The Sun Shines Brighter in the West

Boys & Bowling

“Yes, a strike!” I screeched, jumping up and down. It was my first one of the day, which is actually pretty pathetic considering we were on our third game. I stepped down from the lane, happy with my work, and sat down until it was my turn to go again. It was one of the days I called my “day off” because I didn’t have therapy, it was my mother’s busiest day at work so she would just come home and go straight to sleep, and I got to spend the day with my best friend and a few acquaintances.

All of us, my best friend Jess, her coworker Katie, and an old friend from high school Alexus, met up every Thursday simply to bowl and have fun. We started doing it a year ago when we decided that we all didn’t have lives. Not to mention, we were growing estranged from the rest of the world and needed something grounded in our lives. It was really great for me because it always put a smile on my face and, in my darker times, it was the only time during the week that I would smile.

I sat down next to Jess and sighed in a playful manner. “You wish you had that kind of skill,” I boasted.

“Yeah, it takes a special skill alright to go through two games before finally getting a strike!” she laughed.

I laughed with her and we sat there for a moment in silence. It was nice. That’s something I really liked about Jess. She didn’t find quietness awkward. She wasn’t always a quiet person, but she knew when a pause in conversation was needed. She knew when people just needed a rest.

Jess heaved a sigh and looked straight at me with a furrowed brow. “We need men in our lives, Chan,” she said purposefully. All I could do was laugh. “No, I’m serious,” she started, moving her gaze toward a couple off to the right. “I need to go on a date. And so do you! A double date. How does that sound?”

“Like middle school.”

“Chandler, come on. Isn’t there anyone you could ask out?” she pleaded. I shook my head and took a sip of water. “Yeah, right! What about that guy you’re always talking about? What’s his name…Tom! You said he was young and attractive. What about him?”

“Jess,” I rolled my eyes. “Don’t be ridiculous. That’s my freaking therapist. That would be totally inappropriate.”

“But if it wasn’t inappropriate, you would totally go for it?” she raised her eyebrows and kept her stare locked on my face expectantly.

“God, no. Would you stop?” I elbowed her in the arm. “He’s my therapist and that’s it. He has a few attractive features, yes, but that doesn’t mean anything. It’s a totally professional relationship.”
“How is therapy going anyway?” she queried.

I sighed. This again. Wasn’t therapy supposed to be confidential between doctor and patient? Then why does everyone feel the need to butt in and ask how it’s going? Obviously it’s not going too badly considering I still keep spending all that money on him. And do I still seem so mentally distraught that people still have to ask how it’s going? Do I really seem like I haven’t changed at all through past four months of therapy?

I wanted to scream, but I knew it wouldn’t be fair to Jess. She was just a concerned best friend. “He said I’m making progress,” I told her. “And I really feel like I am. He’s so easy to talk to and – “

“He’s easy to talk to?” she interrupted excitedly. “He definitely sounds like boyfriend material! Wouldn’t it be perfect to have a therapist and boyfriend all in one? Isn’t that how it should be?”

I rolled my eyes, getting incredibly impatient. “No, Jess. Maybe other people would like that sort of situation, but not me. I don’t want my future boyfriend to know about my past. I don’t even want to know about my past.”

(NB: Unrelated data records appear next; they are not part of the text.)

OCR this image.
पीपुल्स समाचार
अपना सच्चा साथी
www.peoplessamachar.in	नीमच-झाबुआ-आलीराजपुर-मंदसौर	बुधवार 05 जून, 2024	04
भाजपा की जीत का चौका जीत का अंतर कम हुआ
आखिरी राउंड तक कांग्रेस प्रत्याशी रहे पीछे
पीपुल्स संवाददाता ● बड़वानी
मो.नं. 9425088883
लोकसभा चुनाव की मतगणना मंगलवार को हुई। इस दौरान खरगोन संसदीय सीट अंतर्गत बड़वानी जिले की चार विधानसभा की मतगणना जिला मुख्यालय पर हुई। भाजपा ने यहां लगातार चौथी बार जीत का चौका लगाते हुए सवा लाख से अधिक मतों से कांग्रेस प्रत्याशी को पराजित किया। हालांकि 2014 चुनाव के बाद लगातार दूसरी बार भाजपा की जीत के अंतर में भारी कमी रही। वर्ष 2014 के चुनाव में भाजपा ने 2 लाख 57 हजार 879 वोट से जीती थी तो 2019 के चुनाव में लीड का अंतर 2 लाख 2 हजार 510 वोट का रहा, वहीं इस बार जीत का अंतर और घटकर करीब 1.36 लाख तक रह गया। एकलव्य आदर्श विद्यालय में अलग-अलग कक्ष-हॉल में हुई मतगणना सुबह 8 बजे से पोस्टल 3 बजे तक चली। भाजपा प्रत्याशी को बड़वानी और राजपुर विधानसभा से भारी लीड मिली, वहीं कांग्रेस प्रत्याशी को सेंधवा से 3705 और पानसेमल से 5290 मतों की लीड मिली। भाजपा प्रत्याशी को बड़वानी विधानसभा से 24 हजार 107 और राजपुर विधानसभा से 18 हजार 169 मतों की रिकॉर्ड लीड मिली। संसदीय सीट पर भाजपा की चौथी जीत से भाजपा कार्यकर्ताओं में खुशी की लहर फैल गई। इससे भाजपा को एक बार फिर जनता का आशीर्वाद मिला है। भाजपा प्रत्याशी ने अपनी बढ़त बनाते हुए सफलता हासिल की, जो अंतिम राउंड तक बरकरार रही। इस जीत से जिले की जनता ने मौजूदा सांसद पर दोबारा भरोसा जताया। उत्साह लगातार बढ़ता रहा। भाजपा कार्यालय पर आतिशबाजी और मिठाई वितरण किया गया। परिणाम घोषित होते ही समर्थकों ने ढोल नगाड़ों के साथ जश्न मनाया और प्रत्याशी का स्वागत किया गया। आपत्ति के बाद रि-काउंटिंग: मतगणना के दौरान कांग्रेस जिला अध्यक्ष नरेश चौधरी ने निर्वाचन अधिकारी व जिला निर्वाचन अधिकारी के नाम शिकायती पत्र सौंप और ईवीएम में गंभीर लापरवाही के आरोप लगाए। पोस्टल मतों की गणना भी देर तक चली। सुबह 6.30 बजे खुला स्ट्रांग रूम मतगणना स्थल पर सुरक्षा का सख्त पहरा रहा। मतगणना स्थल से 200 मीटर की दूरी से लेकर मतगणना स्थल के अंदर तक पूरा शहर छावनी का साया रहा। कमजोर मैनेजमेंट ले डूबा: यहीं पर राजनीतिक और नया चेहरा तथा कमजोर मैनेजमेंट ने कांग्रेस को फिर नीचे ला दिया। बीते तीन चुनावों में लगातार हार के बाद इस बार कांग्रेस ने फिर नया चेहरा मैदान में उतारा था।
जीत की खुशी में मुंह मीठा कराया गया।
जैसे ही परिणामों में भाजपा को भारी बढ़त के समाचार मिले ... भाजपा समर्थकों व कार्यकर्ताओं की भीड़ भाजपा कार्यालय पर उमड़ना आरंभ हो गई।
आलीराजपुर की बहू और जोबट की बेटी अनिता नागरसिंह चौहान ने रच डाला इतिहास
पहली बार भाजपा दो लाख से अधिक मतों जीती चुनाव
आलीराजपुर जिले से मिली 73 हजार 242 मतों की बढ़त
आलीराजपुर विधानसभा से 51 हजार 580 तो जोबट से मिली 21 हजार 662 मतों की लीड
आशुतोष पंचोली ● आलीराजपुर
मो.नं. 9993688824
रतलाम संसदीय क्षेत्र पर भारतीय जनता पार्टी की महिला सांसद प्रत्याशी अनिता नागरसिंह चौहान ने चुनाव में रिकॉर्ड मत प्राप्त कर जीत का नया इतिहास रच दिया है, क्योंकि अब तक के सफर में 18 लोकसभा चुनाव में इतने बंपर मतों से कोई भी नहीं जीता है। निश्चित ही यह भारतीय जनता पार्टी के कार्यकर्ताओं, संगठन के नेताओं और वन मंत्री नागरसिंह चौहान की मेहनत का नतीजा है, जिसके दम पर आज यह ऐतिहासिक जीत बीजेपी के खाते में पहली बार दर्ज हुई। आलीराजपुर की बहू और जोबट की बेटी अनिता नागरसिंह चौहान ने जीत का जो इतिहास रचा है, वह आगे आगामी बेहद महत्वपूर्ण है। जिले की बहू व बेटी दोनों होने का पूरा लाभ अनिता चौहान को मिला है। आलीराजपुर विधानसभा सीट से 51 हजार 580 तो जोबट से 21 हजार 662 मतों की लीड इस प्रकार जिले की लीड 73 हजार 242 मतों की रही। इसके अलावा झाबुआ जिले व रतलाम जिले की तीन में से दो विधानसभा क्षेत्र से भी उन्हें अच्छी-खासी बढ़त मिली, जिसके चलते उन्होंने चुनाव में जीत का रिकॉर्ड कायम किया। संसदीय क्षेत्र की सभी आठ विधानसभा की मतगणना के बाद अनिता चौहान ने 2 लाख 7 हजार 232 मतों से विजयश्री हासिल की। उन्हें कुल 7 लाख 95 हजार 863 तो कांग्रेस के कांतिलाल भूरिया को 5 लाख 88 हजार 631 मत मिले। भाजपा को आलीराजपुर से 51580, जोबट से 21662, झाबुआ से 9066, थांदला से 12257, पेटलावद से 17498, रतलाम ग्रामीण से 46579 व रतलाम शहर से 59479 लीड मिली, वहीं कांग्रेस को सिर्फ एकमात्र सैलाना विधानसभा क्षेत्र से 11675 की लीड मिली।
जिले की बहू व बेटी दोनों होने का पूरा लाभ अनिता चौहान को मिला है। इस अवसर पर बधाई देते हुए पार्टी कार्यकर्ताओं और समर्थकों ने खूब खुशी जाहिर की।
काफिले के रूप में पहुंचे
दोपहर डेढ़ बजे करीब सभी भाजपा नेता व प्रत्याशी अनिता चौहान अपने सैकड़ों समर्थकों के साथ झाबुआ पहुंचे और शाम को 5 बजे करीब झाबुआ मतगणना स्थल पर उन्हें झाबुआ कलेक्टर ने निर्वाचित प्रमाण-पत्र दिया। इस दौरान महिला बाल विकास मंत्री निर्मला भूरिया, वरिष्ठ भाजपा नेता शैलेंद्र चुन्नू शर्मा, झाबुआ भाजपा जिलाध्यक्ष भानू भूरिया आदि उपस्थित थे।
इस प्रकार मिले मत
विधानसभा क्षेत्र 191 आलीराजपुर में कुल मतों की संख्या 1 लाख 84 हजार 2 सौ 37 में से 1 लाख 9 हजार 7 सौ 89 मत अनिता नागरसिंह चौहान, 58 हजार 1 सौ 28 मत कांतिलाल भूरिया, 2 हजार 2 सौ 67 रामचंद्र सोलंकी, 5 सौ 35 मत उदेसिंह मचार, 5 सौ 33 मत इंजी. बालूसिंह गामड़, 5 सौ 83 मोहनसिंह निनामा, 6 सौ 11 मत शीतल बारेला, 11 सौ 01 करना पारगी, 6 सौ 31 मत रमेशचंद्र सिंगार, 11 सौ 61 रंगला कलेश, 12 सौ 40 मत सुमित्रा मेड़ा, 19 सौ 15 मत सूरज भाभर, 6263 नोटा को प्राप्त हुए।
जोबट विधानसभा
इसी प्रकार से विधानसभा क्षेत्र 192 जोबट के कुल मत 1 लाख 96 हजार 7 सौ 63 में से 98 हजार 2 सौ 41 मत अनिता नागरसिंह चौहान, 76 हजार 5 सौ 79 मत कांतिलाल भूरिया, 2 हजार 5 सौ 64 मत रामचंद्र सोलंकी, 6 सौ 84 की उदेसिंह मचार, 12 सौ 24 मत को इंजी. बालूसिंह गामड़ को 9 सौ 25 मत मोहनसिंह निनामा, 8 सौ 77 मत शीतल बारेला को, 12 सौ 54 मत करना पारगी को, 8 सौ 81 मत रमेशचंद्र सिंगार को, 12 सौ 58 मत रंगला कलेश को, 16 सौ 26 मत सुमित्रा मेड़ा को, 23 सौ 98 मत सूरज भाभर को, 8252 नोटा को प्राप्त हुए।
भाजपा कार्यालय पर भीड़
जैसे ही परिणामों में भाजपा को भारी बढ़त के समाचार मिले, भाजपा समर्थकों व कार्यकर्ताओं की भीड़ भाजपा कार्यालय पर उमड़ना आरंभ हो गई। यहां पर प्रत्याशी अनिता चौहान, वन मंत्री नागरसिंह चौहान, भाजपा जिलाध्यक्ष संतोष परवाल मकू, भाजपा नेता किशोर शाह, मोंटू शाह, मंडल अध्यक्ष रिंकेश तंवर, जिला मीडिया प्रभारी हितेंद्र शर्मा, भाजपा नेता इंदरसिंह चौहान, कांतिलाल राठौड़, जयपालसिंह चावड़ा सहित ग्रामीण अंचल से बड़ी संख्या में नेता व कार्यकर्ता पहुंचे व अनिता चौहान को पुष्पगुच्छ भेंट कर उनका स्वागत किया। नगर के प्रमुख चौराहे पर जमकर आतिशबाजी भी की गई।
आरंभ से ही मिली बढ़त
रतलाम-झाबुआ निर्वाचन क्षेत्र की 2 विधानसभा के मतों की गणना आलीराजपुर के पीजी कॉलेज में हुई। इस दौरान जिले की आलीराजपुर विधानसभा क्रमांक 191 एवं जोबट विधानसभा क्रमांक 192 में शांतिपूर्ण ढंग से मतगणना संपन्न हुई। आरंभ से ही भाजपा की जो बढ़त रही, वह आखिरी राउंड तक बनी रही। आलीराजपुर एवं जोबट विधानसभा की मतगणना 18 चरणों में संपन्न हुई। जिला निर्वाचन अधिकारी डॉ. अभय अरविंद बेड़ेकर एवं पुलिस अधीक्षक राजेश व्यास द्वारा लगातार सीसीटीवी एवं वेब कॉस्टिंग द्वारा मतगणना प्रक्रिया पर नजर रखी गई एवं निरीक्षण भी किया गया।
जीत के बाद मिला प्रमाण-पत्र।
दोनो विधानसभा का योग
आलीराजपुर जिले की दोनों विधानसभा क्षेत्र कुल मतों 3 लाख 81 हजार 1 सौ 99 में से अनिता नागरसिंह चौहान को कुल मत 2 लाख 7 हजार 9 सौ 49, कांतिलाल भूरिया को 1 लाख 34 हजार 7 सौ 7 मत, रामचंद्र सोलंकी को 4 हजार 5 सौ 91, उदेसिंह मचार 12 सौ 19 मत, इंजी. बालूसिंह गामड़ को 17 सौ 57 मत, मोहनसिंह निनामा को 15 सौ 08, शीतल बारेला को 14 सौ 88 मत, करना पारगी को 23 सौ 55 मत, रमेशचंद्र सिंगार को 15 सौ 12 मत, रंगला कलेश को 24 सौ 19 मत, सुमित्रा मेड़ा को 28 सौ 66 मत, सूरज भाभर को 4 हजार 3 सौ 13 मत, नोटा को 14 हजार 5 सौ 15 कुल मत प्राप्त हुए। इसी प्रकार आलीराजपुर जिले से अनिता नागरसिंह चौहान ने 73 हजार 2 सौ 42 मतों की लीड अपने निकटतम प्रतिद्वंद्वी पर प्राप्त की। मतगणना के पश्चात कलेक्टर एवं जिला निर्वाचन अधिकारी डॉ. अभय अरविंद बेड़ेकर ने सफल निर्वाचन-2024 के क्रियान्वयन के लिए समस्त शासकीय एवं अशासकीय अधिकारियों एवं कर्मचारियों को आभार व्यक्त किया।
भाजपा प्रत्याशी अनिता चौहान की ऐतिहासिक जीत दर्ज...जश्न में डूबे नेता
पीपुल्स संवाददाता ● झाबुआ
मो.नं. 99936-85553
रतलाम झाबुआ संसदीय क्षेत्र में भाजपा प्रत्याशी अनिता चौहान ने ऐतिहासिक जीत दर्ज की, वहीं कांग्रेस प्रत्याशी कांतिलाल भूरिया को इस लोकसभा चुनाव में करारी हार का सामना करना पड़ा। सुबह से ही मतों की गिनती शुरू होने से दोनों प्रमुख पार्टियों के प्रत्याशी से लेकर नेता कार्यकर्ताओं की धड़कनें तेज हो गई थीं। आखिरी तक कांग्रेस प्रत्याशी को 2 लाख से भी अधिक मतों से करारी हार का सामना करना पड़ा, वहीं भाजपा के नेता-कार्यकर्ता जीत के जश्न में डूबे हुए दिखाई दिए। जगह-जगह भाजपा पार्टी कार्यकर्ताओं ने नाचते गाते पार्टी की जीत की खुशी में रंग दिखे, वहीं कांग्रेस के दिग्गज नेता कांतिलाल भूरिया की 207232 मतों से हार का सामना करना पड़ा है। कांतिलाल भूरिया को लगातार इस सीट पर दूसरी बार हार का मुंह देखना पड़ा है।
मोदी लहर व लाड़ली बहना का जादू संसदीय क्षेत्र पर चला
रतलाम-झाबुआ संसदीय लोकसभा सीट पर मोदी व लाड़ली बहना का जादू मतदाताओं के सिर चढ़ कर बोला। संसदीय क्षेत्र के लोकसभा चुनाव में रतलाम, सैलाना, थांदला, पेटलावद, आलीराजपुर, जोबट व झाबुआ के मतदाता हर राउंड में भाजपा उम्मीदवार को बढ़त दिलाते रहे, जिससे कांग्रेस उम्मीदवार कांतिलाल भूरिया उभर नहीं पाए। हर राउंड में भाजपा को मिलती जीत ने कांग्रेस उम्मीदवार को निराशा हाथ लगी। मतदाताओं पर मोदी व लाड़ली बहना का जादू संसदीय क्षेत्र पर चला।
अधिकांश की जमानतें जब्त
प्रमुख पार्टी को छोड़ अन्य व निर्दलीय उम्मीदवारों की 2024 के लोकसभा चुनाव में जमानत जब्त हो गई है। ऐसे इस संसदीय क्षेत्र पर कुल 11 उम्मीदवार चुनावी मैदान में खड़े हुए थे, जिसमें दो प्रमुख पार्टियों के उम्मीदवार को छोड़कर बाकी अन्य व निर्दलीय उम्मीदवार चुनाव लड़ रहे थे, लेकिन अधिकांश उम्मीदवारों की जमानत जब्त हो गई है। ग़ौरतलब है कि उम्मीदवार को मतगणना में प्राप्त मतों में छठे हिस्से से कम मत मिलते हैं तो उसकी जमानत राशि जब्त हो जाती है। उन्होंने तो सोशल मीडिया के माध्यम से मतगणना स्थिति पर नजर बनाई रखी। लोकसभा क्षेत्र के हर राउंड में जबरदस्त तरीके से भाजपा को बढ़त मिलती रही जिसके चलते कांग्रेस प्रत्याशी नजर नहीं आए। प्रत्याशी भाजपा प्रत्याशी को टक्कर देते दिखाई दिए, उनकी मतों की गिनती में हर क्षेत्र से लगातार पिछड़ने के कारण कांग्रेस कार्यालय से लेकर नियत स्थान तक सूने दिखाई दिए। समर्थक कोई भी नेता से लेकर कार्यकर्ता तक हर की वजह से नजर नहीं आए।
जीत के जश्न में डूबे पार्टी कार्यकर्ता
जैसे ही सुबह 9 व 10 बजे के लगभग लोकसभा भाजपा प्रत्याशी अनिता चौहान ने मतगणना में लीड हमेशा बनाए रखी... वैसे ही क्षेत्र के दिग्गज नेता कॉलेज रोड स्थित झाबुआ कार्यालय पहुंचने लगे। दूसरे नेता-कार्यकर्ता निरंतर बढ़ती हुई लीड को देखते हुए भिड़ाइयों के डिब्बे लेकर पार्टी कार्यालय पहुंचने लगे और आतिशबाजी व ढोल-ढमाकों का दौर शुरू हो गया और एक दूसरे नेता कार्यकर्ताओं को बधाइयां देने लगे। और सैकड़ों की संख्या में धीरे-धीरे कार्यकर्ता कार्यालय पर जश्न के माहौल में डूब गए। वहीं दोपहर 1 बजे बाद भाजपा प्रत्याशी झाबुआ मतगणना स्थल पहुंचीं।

Finally bowling was over and everyone started packing up, preventing Jess from going any further with persuading me to pursue my therapist. After I got all my stuff together, I hugged Jess goodbye and quickly headed for my car before she could strike up another conversation about Dr. Settler.
Once I got home, I was too exhausted to bother doing anything productive, so instead I just dropped all of my things in the living room by the staircase and trotted up to my room. I immediately got myself comfortable in my bed and lay there until I fell asleep.

Bad idea.

I had the same nightmare I had been having for two years again. It always started with Harley caressing face. If it had been anyone else it would be an incredibly sweet gesture, but it sent chills up my spine even as I slept. Then the dream continued with him pressing all his weight on me and whispering dirty things into my ear. Then I would always wake up, sweating right before he started to get any further than laying on top of me naked. I always woke up crying. Even though I dreamt to the worst part, it was still always so difficult to relive the same awful experience over and over again. It was overwhelming and frustrating to not even be able to escape the memory in my dreams.

I sat up in bed and wiped away my tears. I held my chest as I felt a panic attack coming along and let out loud sobs. I quit bothering to wipe my tears as they started pouring down my face more frequently and reached for the phone.

No. I stopped myself. I wouldn’t call Dr. Settler. He needed to know I was making progress.

I got out of bed and headed to the bathroom. I took one of my anxiety pills and leaned against the sink as I waited for my breathing to return back to normal. After splashing my face with cold water, I headed back to bed. I lay there for hours trying to catch some sleep.

But it was no use. The nightmare had already interrupted my night.